In a New Zealand first, a health and safety consultancy has been charged under the Health and Safety at Work Act 2015 (HSWA) after a worker suffered a traumatic brain injury.
The worker was hit from behind by a telehandler, leading to the sentencing of a number of organisations (PCBUs) – including last month’s sentencing of a health and safety consultancy with a price-tag of almost $100,000.
The case is an important reminder of the obligations of health and safety consultancies under the HSWA in relation to services provided to clients – and the costly consequences of getting it wrong. Contact our specialist employment team for more information about this, or other employment-related matters.
Background
In August 2020, a worker of Westown Agriculture Ltd (Westown) was using his mobile phone to clock off from work, when he was hit from behind by moving plant.
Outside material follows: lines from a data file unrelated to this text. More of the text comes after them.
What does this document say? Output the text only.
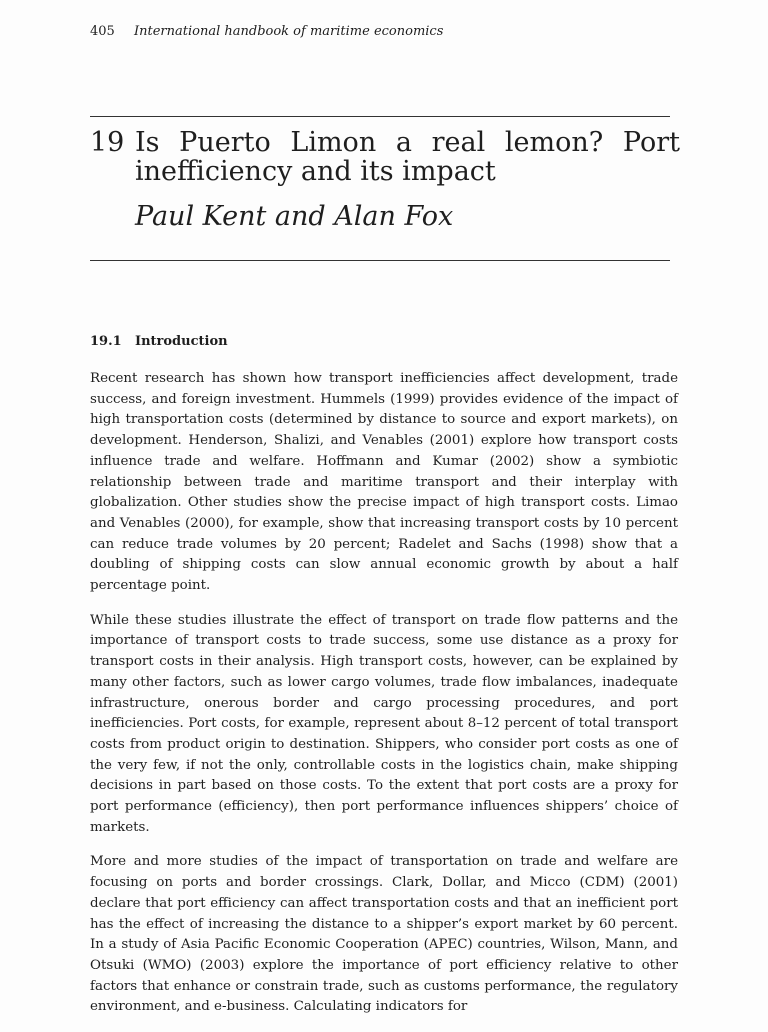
405 International handbook of maritime economics
19 Is Puerto Limon a real lemon? Port inefficiency and its impact
Paul Kent and Alan Fox
19.1 Introduction

Recent research has shown how transport inefficiencies affect development, trade success, and foreign investment. Hummels (1999) provides evidence of the impact of high transportation costs (determined by distance to source and export markets), on development. Henderson, Shalizi, and Venables (2001) explore how transport costs influence trade and welfare. Hoffmann and Kumar (2002) show a symbiotic relationship between trade and maritime transport and their interplay with globalization. Other studies show the precise impact of high transport costs. Limao and Venables (2000), for example, show that increasing transport costs by 10 percent can reduce trade volumes by 20 percent; Radelet and Sachs (1998) show that a doubling of shipping costs can slow annual economic growth by about a half percentage point.

While these studies illustrate the effect of transport on trade flow patterns and the importance of transport costs to trade success, some use distance as a proxy for transport costs in their analysis. High transport costs, however, can be explained by many other factors, such as lower cargo volumes, trade flow imbalances, inadequate infrastructure, onerous border and cargo processing procedures, and port inefficiencies. Port costs, for example, represent about 8–12 percent of total transport costs from product origin to destination. Shippers, who consider port costs as one of the very few, if not the only, controllable costs in the logistics chain, make shipping decisions in part based on those costs. To the extent that port costs are a proxy for port performance (efficiency), then port performance influences shippers’ choice of markets.

More and more studies of the impact of transportation on trade and welfare are focusing on ports and border crossings. Clark, Dollar, and Micco (CDM) (2001) declare that port efficiency can affect transportation costs and that an inefficient port has the effect of increasing the distance to a shipper’s export market by 60 percent. In a study of Asia Pacific Economic Cooperation (APEC) countries, Wilson, Mann, and Otsuki (WMO) (2003) explore the importance of port efficiency relative to other factors that enhance or constrain trade, such as customs performance, the regulatory environment, and e-business. Calculating indicators for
The worker suffered two brain bleeds, permanent loss of taste and smell, and was diagnosed with post-traumatic stress disorder.
Following a WorkSafe New Zealand investigation, three PCBUs were charged with breaches under the HSWA. Westown, a related entity Westown Haulage Ltd, and consultancy Safe Business Solutions (SBS), were all charged with breaching their primary duties of care and exposing persons at the workplace to the risk of death or serious injury.[1]
Westown and Westown Haulage Limited were jointly sentenced in November 2022 and were ordered to pay a fine of $270,000 and reparations of $50,000. SBS had applied to have the charges dismissed but was found liable for health and safety breaches. It was not until August 2024 that SBS was also sentenced and ordered to pay a fine of $70,000 and reparations of $28,403.
Consultants’ Liability
SBS consultants gave paid health and safety advice to Westown and had identified an “urgent need” for it to adopt a workplace traffic management plan. Despite this, no steps were taken to manage the risks of uncontrolled traffic, aside from a small sign about speed at the entrance.
SBS had described its services to clients as “ensuring compliance” and “developing policies and procedure”. However, WorkSafe’s investigation found that: “In this case, the consultants offered active and ongoing management of health and safety risks, but did not deliver work they said they would. “
The District Court found that SBS had a duty under section 36(2) of the HSWA to provide a traffic management plan, arising from it being a person conducting business for its client, Westown.
The failure of SBS to implement the health and safety plan, resulted in it being liable for breach of the duty to ensure so far as reasonably practicable, that the health and safety of other persons, was not put at risk from work carried out as part of the conduct of its business – namely, providing health and safety services.
This failure exposed an individual to a risk of death or serious injury in breach of section 48 HSWA, which carries a fine of up to $1.5 million.
Key points
- This prosecution is a cautionary reminder for businesses who provide health and safety consultancy services to clients that they too have responsibilities under the HSWA.
- As demonstrated in this case, those who are contracted to provide consultancy services may be just as much a part of the conduct of the business as a person which provides plant or maintenance.
Author: Stella Smith
[1] Sections 36(2), 48(1) and 48(2)(c) of the Health and Safety at Work Act 2015.